At a high-level, we no longer need to justify ourselves or apologise. This is the start of our time, as long as we get it right at a micro level.

The stats below are interesting in that they show both continued and sustained growth as well as a base that cannot be disputed; even if eCommerce plateus today and grows no further, it is still a serious channel and one still ripe to go after.

There is plenty of room in the eCommerce game for new and established players if they’re sensible, understand it, align themselves with the right people and have realistic budgets.

The stats are basically as follows:

  • The absolute majority of the nation has access to the internet, about 80% of us go online and 60% of us are online every day.
  • We love social networks of which Facebook dominates.

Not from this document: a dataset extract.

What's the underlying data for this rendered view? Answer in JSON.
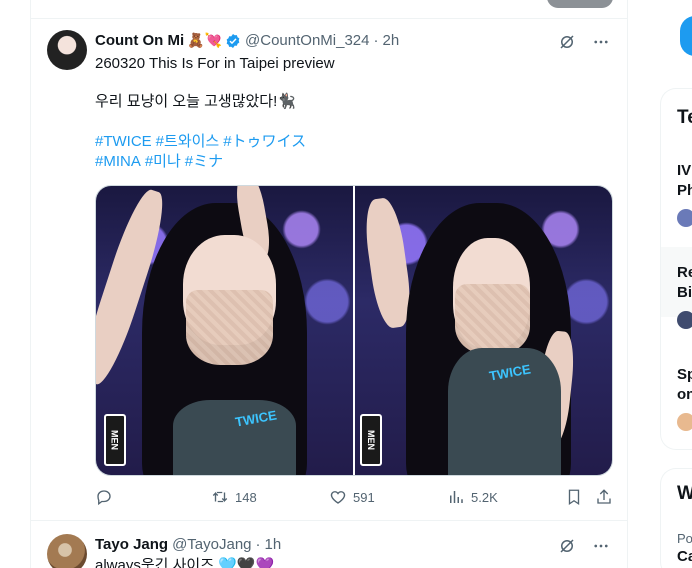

Almost 2m of us are on Twitter and Pinterest at just over 500k is the dark horse and one that I back for the medium term.
  • By next year, we’ll spend $37bn on eCommerce. 
  • The average amount we are likely to spend as individuals has doubled in the past 6 years: you and I will statistically spend $2.1k online this year.
  • The young spend, the old spend less though the middle-aged - 35 - 44 is where the greatest proportion of spending as a percentage, is at.
  • The areas we spend our money online, is roughly in-line with how we have been trained and the sophistication of the respective areas/industries: accommodation and travel is the clear leader (who books hotels over the phone anymore?) whilst betting/lotteries, home furnishings and medical products are in single digits.

I can’t see how betting/lotteries and quite possibly medical products will not boom in the next few years, based on what I am seeing.

Nothing like travel and accommodation, though the general betting scene is gearing up - especially with possible changes in legislation around casinos and pokies - and health is the fastest growing part of our economy.

  • Not sure if this is true, though according to the research, PayPal absolutely kills it: traditional PayPal and Credit Cards through PayPal. If it is true, extraordinary. (Will look into this because it doesn’t correlate with what I know.)
  • Purchases from Australian websites are still the majority of purchases me make as Australians. We shop overseas, though not like we shop here. 53% at least.
  • And the biggest retailers...? Let me take a moment to gloat - and I promise it was not the reason for my blog - of the top 10 online eCommerce websites in Australia, Wiliam (the web design firm I work for) is behind three of them including number one, BigW. 
    • And Cudo.
    • And Dick Smith.

The stats are probably roughly accurate at most levels, the trend much more so.

We shop online in Australia and with much more confidence than ever.

It is not going in any other direction than up.

The decision is not why, if or when, it is why not.